Would his adeptness in the kitchen surprise Janie? She’d prepared meals for the whole family during their marriage, and at the time, Abe had no desire to learn to cook. That mind-set had changed after Janie left. So he, Hank and Celia had learned together. They’d concocted some truly awful dishes. His memories weren’t of the food, but how the three of them had reconnected over a hot stove.

As he tossed the veggies into the chicken stock, his cell phone buzzed. He swiped it off the table and checked the caller ID. “Hey, little sis, I was just thinkin’ about you.”

“At least somebody gives a shit about me.”

“What’s wrong?”

“Everything. God. I never thought my life could suck this bad.”

He sipped his beer. “Got some examples of the supreme suckage of your life?”

“Didja ever get the feelin’ you were just a hostage to your own desires?”

Pretty deep conversation for four in the afternoon. “I’ve felt like that at one time or another. Why?”

“’Cause I’ve passed the held hostage by my own desires stage and I’m smack in the middle of the what the f**k am I doing with my life stage.”

The sound of liquid sloshing echoed through the earpiece. Great. Celia was drinking. “How bad was your run today?”

“We tipped over two barrels so I finished last. Again.” She swallowed loudly. “I’m foolin’ myself, aren’t I?”

“Foolin’ yourself that you’ll make it to the AFR? Honey, you’ve only been at this a couple years. You’re young. There’s time to prove yourself.”

“It’s not what I thought it’d be, Abe. I’m not who I thought I’d be.”

“And who is that?”

“Who knows? I just don’t want Mickey to be the only person who loves me.”

“First off, Celia, I love you. Second, Mickey is not a person; Mickey is a horse.”

“You know what I meant.” She sniffed again. “I miss Murray.”

“Murray lived a good life. Twelve years is a long time for a cattle dog to survive.” And two years was a long time to be mourning her dog, but he’d never say that to her.

“Know what’s sad?
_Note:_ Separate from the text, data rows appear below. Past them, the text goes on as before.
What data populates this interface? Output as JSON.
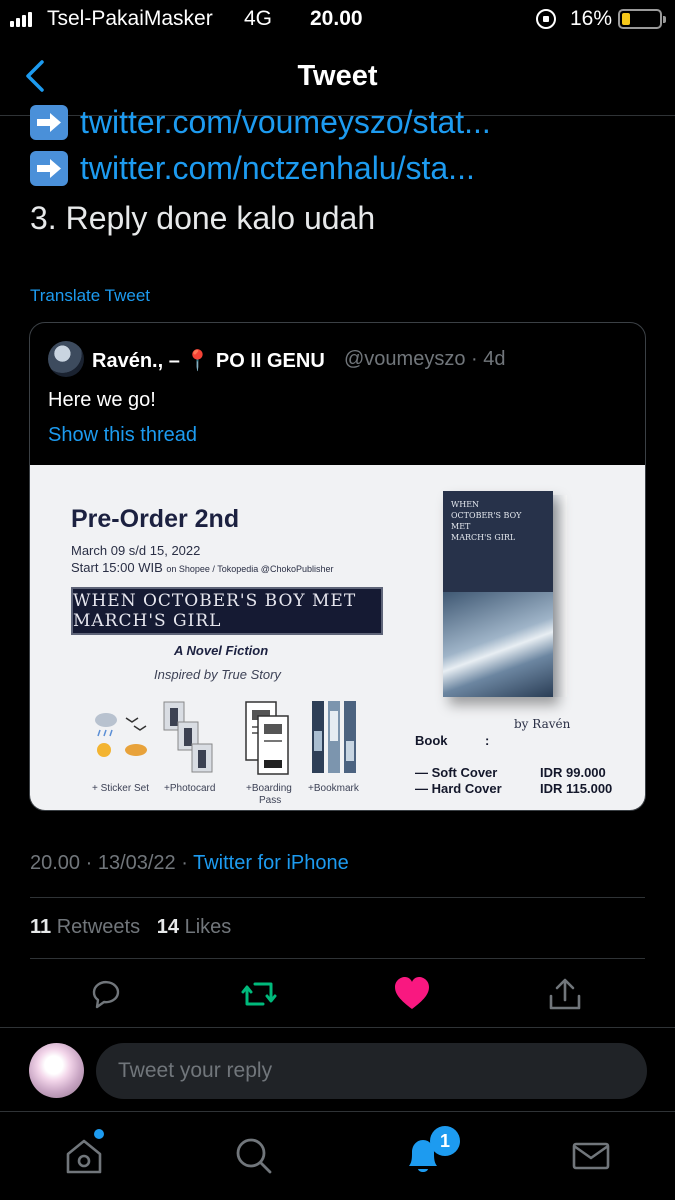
{
  "status": {
    "carrier": "Tsel-PakaiMasker",
    "network": "4G",
    "time": "20.00",
    "battery_percent": "16%",
    "battery_level": 0.16
  },
  "header": {
    "title": "Tweet",
    "back_icon": "chevron-left-icon"
  },
  "tweet": {
    "links": [
      "twitter.com/voumeyszo/stat...",
      "twitter.com/nctzenhalu/sta..."
    ],
    "link_icon": "right-arrow-emoji-icon",
    "body_line": "3. Reply done kalo udah",
    "translate_label": "Translate Tweet",
    "timestamp": "20.00 · 13/03/22 ·",
    "source": "Twitter for iPhone",
    "retweets_count": "11",
    "retweets_label": "Retweets",
    "likes_count": "14",
    "likes_label": "Likes"
  },
  "quote": {
    "name": "Ravén., –",
    "name_suffix": "PO II GENU",
    "pin_icon": "round-pushpin-icon",
    "handle_time": "@voumeyszo · 4d",
    "text": "Here we go!",
    "thread_link": "Show this thread",
    "image": {
      "title": "Pre-Order 2nd",
      "dates_line": "March 09 s/d 15, 2022",
      "start_line": "Start 15:00 WIB",
      "start_sub": "on Shopee / Tokopedia @ChokoPublisher",
      "banner": "WHEN OCTOBER'S BOY MET MARCH'S GIRL",
      "novel": "A Novel Fiction",
      "inspired": "Inspired by True Story",
      "merch": [
        "+ Sticker Set",
        "+Photocard",
        "+Boarding",
        "Pass",
        "+Bookmark"
      ],
      "book_cover_title": [
        "WHEN",
        "OCTOBER'S BOY",
        "MET",
        "MARCH'S GIRL"
      ],
      "author": "by Ravén",
      "book_label": "Book",
      "colon": ":",
      "prices": [
        {
          "label": "— Soft Cover",
          "price": "IDR 99.000"
        },
        {
          "label": "— Hard Cover",
          "price": "IDR 115.000"
        }
      ]
    }
  },
  "actions": {
    "reply_icon": "reply-bubble-icon",
    "retweet_icon": "retweet-icon",
    "like_icon": "heart-filled-icon",
    "share_icon": "share-icon",
    "retweet_color": "#00ba7c",
    "like_color": "#f91880"
  },
  "composer": {
    "placeholder": "Tweet your reply"
  },
  "tabs": {
    "home_icon": "home-icon",
    "search_icon": "search-icon",
    "notifications_icon": "bell-icon",
    "notifications_badge": "1",
    "messages_icon": "mail-icon"
  },
  "colors": {
    "accent": "#1d9bf0",
    "background": "#000000",
    "muted": "#71767b"
  }
}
I felt less lonely in the middle of the Wyoming prairie than I do in an arena full of people.”

His concern grew because Celia was rarely morose. “Tell me what’ll get you outta this funk. Want me to share my screwed-up day to make yours feel normal?”
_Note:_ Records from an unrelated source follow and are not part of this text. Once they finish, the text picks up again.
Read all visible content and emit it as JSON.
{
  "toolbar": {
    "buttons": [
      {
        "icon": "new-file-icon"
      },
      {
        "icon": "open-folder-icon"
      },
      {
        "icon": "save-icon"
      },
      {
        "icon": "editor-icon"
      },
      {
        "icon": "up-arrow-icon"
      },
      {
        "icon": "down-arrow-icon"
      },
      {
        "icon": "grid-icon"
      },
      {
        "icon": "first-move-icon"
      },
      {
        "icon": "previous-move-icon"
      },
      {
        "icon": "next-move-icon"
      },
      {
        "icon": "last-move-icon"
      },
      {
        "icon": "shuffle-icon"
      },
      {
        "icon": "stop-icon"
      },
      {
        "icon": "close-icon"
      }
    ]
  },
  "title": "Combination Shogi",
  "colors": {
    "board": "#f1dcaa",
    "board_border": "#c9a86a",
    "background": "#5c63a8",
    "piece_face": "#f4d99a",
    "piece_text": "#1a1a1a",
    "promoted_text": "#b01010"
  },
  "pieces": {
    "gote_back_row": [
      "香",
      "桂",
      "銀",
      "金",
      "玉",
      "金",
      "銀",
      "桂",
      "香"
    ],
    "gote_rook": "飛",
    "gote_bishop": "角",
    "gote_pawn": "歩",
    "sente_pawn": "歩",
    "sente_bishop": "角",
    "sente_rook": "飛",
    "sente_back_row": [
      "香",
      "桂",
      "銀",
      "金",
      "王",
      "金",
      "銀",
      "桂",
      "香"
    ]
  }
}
“Yeah, right. What bad happened to you today, Honest Abe? Forget to brush your teeth so you called your dentist and apologized?”

“No. Someone pushed Janie at the Split Rock and she took a helluva tumble. Remember the hit and run? Come to find out none of this bad shit is a coincidence because Janie had a stalker a few years ago. She can’t stay at the Split Rock, so she’s here in Hank’s old room.” Why did he feel the need to tack on that disclaimer?
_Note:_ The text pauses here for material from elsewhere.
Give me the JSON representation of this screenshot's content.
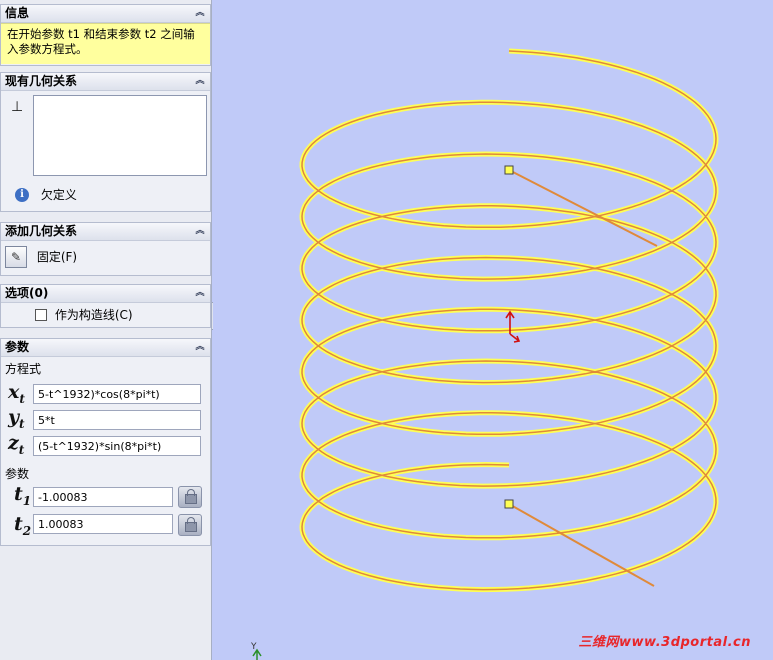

A pause. Then Celia laughed. “Okay, you got me. That was a great joke. A bit twisted, because dude, a stalker? In Muddy Gap? No freakin’ way.”

“It’s no joke. I’m dead-ass serious.”

“Holy cow. Is Janie okay?”

“Banged up. Not happy about bein’ forced to live with me in isolation on the ranch again.”

He heard the click of a lighter and a swift intake of air. He hated that Celia smoked, but he didn’t harp on it, which was damn difficult to do. Yes, Celia was an adult woman. But part of him would always see her in pigtails.

“How long is Janie gonna be workin’ up at the Split Rock?”

“She hasn’t said. I don’t think she knows. Maybe until she’s convinced that Renner and Tierney ain’t gonna kill one another.”

“Still that bad, huh?”

“Yeah. Reminds me of—” You and Kyle. He didn’t voice the comparison because that was another taboo subject for his prickly sister. “Never mind. So did the story of me playin’ the hero, ridin’ into town in my white pickup truck to save the damsel in distress provide a distraction from your funk?”

“That’s the thing. It’s not just a funk. That’s not the Jim Beam talkin’ either.” She sighed. “Although, the booze has loosened my tongue enough to talk about it at all.”

The Lawson siblings were closemouthed when it came to sharing their feelings, so he wasn’t surprised this was the first he’d heard of it. “You haven’t said nothin’ to Harper or Lainie about this?”

“No. Harper’s a nauseatingly happy newlywed, and Lainie is positively glowing with pregnancy. They both deserve to revel in happiness, not be subjected to my piss-poor outlook on life. Which just seems to be getting worse every damn day.”

“Come home,” he urged. “We’ll get this figured out. Just you and me. Just like old times.”

“God, Abe, you’re so damn sweet beneath that gruff exterior. I love you. I really do. You know that, right?” Celia’s voice broke. “But I don’t belong there. I don’t belong here. I’m beginning to think I don’t belong anywhere.”

She was breaking his heart. A level of alarm set in. “Where are you? I’ll get in my truck and drive to wherever you are right now.”